Programs such as the "Miracle Mission" surgery trips sow goodwill. Mexican taxi driver Ernesto Gualito was unable to work for two years because a cataract turned the vision in his left eye into a cloud of white.
Last year, he was one of 80 patients from the Tlalpan borough of Mexico City to receive free surgery in Caracas.
The hospital greeted them with a sign saying "Welcome, Mexicans!" The Venezuela government supplied them with clothes, pajamas, toothbrushes and even sunglasses to protect their eyes on the trip home.
"I wish our own presidents cared as much as (Chávez)," says Gualito, who now drives a cab again.
Other countries are flush with petro-dollars in recent years. In Ecuador, another OPEC state, leftist President Rafael Correa counts on oil revenues to fund his programs for the poor. He recently threatened to expel foreign oil companies if they don't increase production.
In Iran, President Mahmoud Ahmadinejad more than tripled food subsidies to $5.85 billion in 2007, from $1.67 billion in 2004, according to the International Monetary Fund.

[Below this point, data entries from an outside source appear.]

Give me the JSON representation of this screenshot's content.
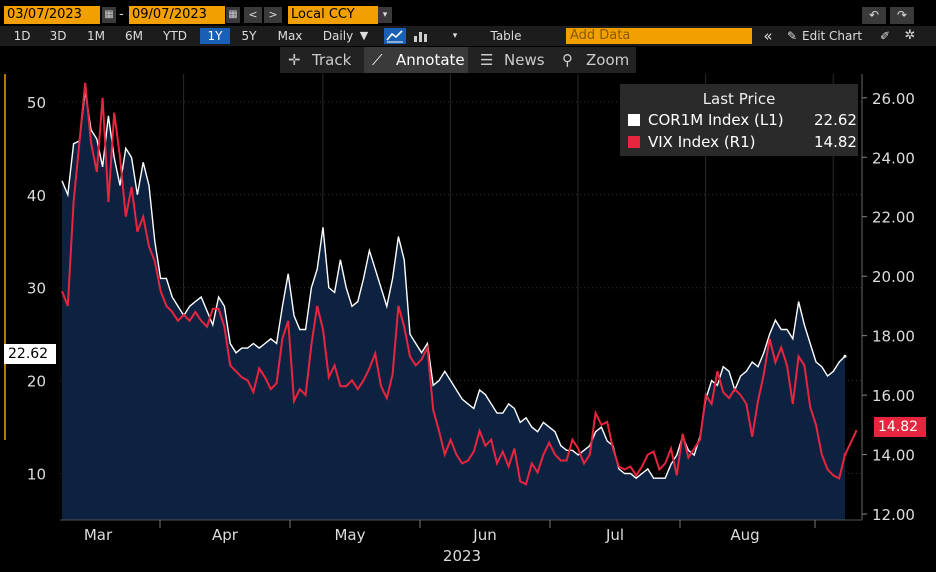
{
  "toolbar": {
    "start_date": "03/07/2023",
    "date_separator": "-",
    "end_date": "09/07/2023",
    "calendar_icon": "calendar-icon",
    "prev_icon": "chevron-left-icon",
    "next_icon": "chevron-right-icon",
    "currency": "Local CCY",
    "currency_dropdown_icon": "caret-down-icon",
    "undo_icon": "undo-icon",
    "redo_icon": "redo-icon"
  },
  "toolbar2": {
    "periods": [
      "1D",
      "3D",
      "1M",
      "6M",
      "YTD",
      "1Y",
      "5Y",
      "Max"
    ],
    "active_period": "1Y",
    "frequency": "Daily",
    "frequency_arrow": "▼",
    "table_label": "Table",
    "add_data_placeholder": "Add Data",
    "collapse_label": "«",
    "edit_chart_label": "Edit Chart",
    "chart_type_icon": "line-chart-icon",
    "pencil_icon": "pencil-icon",
    "settings_icon": "gear-icon"
  },
  "tools": {
    "track": "Track",
    "annotate": "Annotate",
    "news": "News",
    "zoom": "Zoom"
  },
  "chart_data": {
    "type": "area",
    "xlabel": "2023",
    "x_tick_labels": [
      "Mar",
      "Apr",
      "May",
      "Jun",
      "Jul",
      "Aug"
    ],
    "y_left_ticks": [
      10,
      20,
      30,
      40,
      50
    ],
    "y_left_range": [
      5,
      53
    ],
    "y_right_ticks": [
      "12.00",
      "14.00",
      "16.00",
      "18.00",
      "20.00",
      "22.00",
      "24.00",
      "26.00"
    ],
    "y_right_range": [
      11.8,
      26.8
    ],
    "legend_title": "Last Price",
    "legend_position": "top-right",
    "grid": true,
    "series": [
      {
        "name": "COR1M Index",
        "axis_label": "(L1)",
        "last": "22.62",
        "axis": "left",
        "color": "#ffffff",
        "fill": "#0d2240",
        "values": [
          41.5,
          40.0,
          45.5,
          45.8,
          51.2,
          47.0,
          46.0,
          43.0,
          48.5,
          44.0,
          41.0,
          45.0,
          44.0,
          40.0,
          43.5,
          41.0,
          35.0,
          31.0,
          31.0,
          29.0,
          28.0,
          27.0,
          28.0,
          28.5,
          29.0,
          27.5,
          26.0,
          29.0,
          28.0,
          24.0,
          23.0,
          23.5,
          23.5,
          24.0,
          23.5,
          24.0,
          24.5,
          24.0,
          28.0,
          31.5,
          27.0,
          25.5,
          25.5,
          30.0,
          32.0,
          36.5,
          30.0,
          29.5,
          33.0,
          30.0,
          28.0,
          28.5,
          31.0,
          34.0,
          32.0,
          30.0,
          28.0,
          31.0,
          35.5,
          33.0,
          25.0,
          24.0,
          23.0,
          24.0,
          19.5,
          20.0,
          21.0,
          20.0,
          19.0,
          18.0,
          17.5,
          17.0,
          19.0,
          18.5,
          17.5,
          16.5,
          16.5,
          17.5,
          17.0,
          15.5,
          16.0,
          15.0,
          14.5,
          15.5,
          15.0,
          14.5,
          13.0,
          12.5,
          12.5,
          12.0,
          12.5,
          13.0,
          14.5,
          15.0,
          13.5,
          13.0,
          10.5,
          10.0,
          10.0,
          9.5,
          10.0,
          10.5,
          9.5,
          9.5,
          9.5,
          11.0,
          12.0,
          14.0,
          12.5,
          12.0,
          14.0,
          18.0,
          20.0,
          19.5,
          21.5,
          21.0,
          19.0,
          20.5,
          21.0,
          22.0,
          21.5,
          23.0,
          25.0,
          26.5,
          25.5,
          25.5,
          24.5,
          28.5,
          26.0,
          24.0,
          22.0,
          21.5,
          20.5,
          21.0,
          22.0,
          22.62
        ]
      },
      {
        "name": "VIX Index",
        "axis_label": "(R1)",
        "last": "14.82",
        "axis": "right",
        "color": "#e8253f",
        "values": [
          19.5,
          19.0,
          22.5,
          24.5,
          26.5,
          24.5,
          23.5,
          26.0,
          22.5,
          25.5,
          24.0,
          22.0,
          23.0,
          21.5,
          22.0,
          21.0,
          20.5,
          19.5,
          19.0,
          18.8,
          18.5,
          18.7,
          18.5,
          18.8,
          18.5,
          18.3,
          18.9,
          18.9,
          18.3,
          17.0,
          16.8,
          16.6,
          16.5,
          16.1,
          16.9,
          16.6,
          16.2,
          16.4,
          17.9,
          18.5,
          15.8,
          16.2,
          16.0,
          17.7,
          19.0,
          18.2,
          16.6,
          17.0,
          16.3,
          16.3,
          16.5,
          16.2,
          16.5,
          16.9,
          17.4,
          16.3,
          15.9,
          16.7,
          19.0,
          18.3,
          17.3,
          17.0,
          17.2,
          17.6,
          15.5,
          14.8,
          14.0,
          14.5,
          14.0,
          13.7,
          13.8,
          14.1,
          14.8,
          14.3,
          14.5,
          13.7,
          14.1,
          13.6,
          14.2,
          13.1,
          13.0,
          13.7,
          13.4,
          14.0,
          14.4,
          14.0,
          13.8,
          13.8,
          14.5,
          14.2,
          13.7,
          14.0,
          15.4,
          15.0,
          15.1,
          14.2,
          13.6,
          13.5,
          13.6,
          13.3,
          13.6,
          14.0,
          14.1,
          13.5,
          13.7,
          14.2,
          13.3,
          14.7,
          13.9,
          14.2,
          14.5,
          16.0,
          15.7,
          16.8,
          16.1,
          15.9,
          16.2,
          16.0,
          15.7,
          14.6,
          15.8,
          16.7,
          17.9,
          17.1,
          17.6,
          17.0,
          15.7,
          17.3,
          17.0,
          15.6,
          15.0,
          14.0,
          13.5,
          13.3,
          13.2,
          14.0,
          14.4,
          14.82
        ]
      }
    ]
  }
}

Iran also sends money to Hezbollah in Lebanon and Hamas in the Palestinian territories — two groups the United States regards as terrorists.
Russia, meanwhile, used oil profits to pay most debts from its 1998 financial crisis, plus save a nest egg of $580 billion. Russia also increased its foreign aid to $215 million in 2007, from $50 million in 2004, foreign ministry official Mikhail Savostiyanov said in March.
"The fall in the price of petroleum obviously affects the resources available for (social) programs," he says. "But it's difficult to hurt a Hugo Chávez, because there is still a great need for those fuels."